Hamilton County is planning to put more money behind influencing legislative efforts in Nashville.
The county's 2016 proposed budget includes a $40,000 increase in pay for the county's lobbyist, Will Denami. The bump would bring his salary up to $60,000 annually.
County Mayor Jim Coppinger said it's not a raise; instead, the county will just be contracting Denami for a longer period of time.
The county historically has paid its lobbyist only while the General Assembly was in session. But now Denami will work between sessions.
"Per month, we are not paying him any more. We are just using him for more months," Coppinger said. "As large as we are, we have to have somebody up there every day."
The county's biggest and most recent lobbying effort aims to gain it a larger share of sales tax revenue collected in municipalities.
Local lawmakers in May said they were mulling a plan that would allow the county to keep more of the sales taxes collected in cities that don't run their own city-run school systems.
Chattanooga gets more than $50 million of its $217 million annual budget from sales tax.
A small slice of the 7 percent statewide sales tax — 4.6 percent of 5.5 percent — is divided among municipalities based on their populations. Larger cities get more than small ones, but counties get none. Chattanooga got $11.9 million in 2014.
Revenue from the 2.25 percent local option tax gets split evenly between counties and municipalities. But municipalities without schools can use that money with no restrictions. Counties must put their half toward education.
The county and Chattanooga made $39.7 million each in 2014 from the local option tax generated in the city. Meanwhile, the county collected about $6 million in stores outside of cities, and half went to schools, leaving $3 million for the general fund.
State Sen. Bo Watson said last month there was nothing in writing yet and described the proposed legislation as more of a concept.
Denami will work on getting legislation to that effect written and passed, but Coppinger said Thursday that wasn't his only job. Denami also looks out for other bills that could harm the county.
"I wouldn't send him up there to just work on one item. If he makes us aware of any one bill that could have an adverse impact, he pays his salary," Coppinger said.

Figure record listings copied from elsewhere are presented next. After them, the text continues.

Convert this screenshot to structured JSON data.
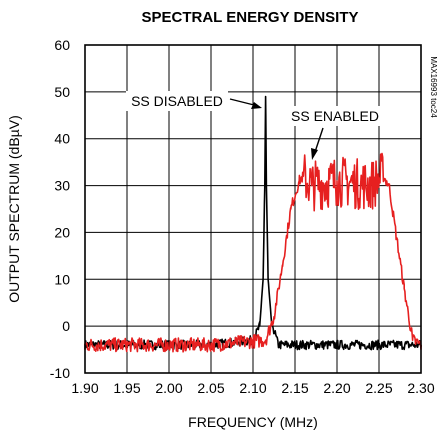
{
  "chart_data": {
    "type": "line",
    "title": "SPECTRAL ENERGY DENSITY",
    "xlabel": "FREQUENCY (MHz)",
    "ylabel": "OUTPUT SPECTRUM (dBµV)",
    "xlim": [
      1.9,
      2.3
    ],
    "ylim": [
      -10,
      60
    ],
    "x_ticks": [
      "1.90",
      "1.95",
      "2.00",
      "2.05",
      "2.10",
      "2.15",
      "2.20",
      "2.25",
      "2.30"
    ],
    "y_ticks": [
      "-10",
      "0",
      "10",
      "20",
      "30",
      "40",
      "50",
      "60"
    ],
    "grid": true,
    "legend": "none",
    "side_note": "MAX16993 toc24",
    "annotations": [
      {
        "text": "SS DISABLED",
        "series": "SS DISABLED"
      },
      {
        "text": "SS ENABLED",
        "series": "SS ENABLED"
      }
    ],
    "series": [
      {
        "name": "SS DISABLED",
        "color": "#000000",
        "x": [
          1.9,
          2.05,
          2.1,
          2.108,
          2.112,
          2.114,
          2.115,
          2.116,
          2.118,
          2.122,
          2.13,
          2.15,
          2.2,
          2.25,
          2.3
        ],
        "y": [
          -4,
          -4,
          -3,
          0,
          10,
          30,
          49,
          30,
          10,
          1,
          -4,
          -4,
          -4,
          -4,
          -4
        ]
      },
      {
        "name": "SS ENABLED",
        "color": "#e62020",
        "x": [
          1.9,
          2.05,
          2.115,
          2.125,
          2.135,
          2.145,
          2.155,
          2.16,
          2.17,
          2.2,
          2.24,
          2.255,
          2.262,
          2.27,
          2.28,
          2.29,
          2.3
        ],
        "y": [
          -4,
          -4,
          -3,
          2,
          13,
          25,
          31,
          32,
          30,
          31,
          30,
          32,
          30,
          20,
          8,
          -3,
          -4
        ]
      }
    ]
  }
}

Chattanooga spokeswoman Marissa Bell said Friday sales taxes have been divided evenly for years. And the city wants it to stay that way.
"We hope that the Legislature would take a cautious and inclusive approach when approaching this issue, which could have a substantial impact on the services Chattanooga residents receive," Bell said.
On Thursday, Gov. Bill Haslam told Times Free Press reporters and editors he wasn't sure how the legislation would work statewide. Some cities, such as Knoxville where Haslam was once mayor, already give the county a larger share of sales tax as compensation for operating schools and jails.
"We'll just have to see what legislators do," Haslam said.
Earlier in the week, Haslam urged local leaders to do more than lobby to influence lawmakers. On Thursday he said lawmakers are getting information from more sources than just lobbyists now, and local officials will have a better shot at influencing them in face-to-face meetings.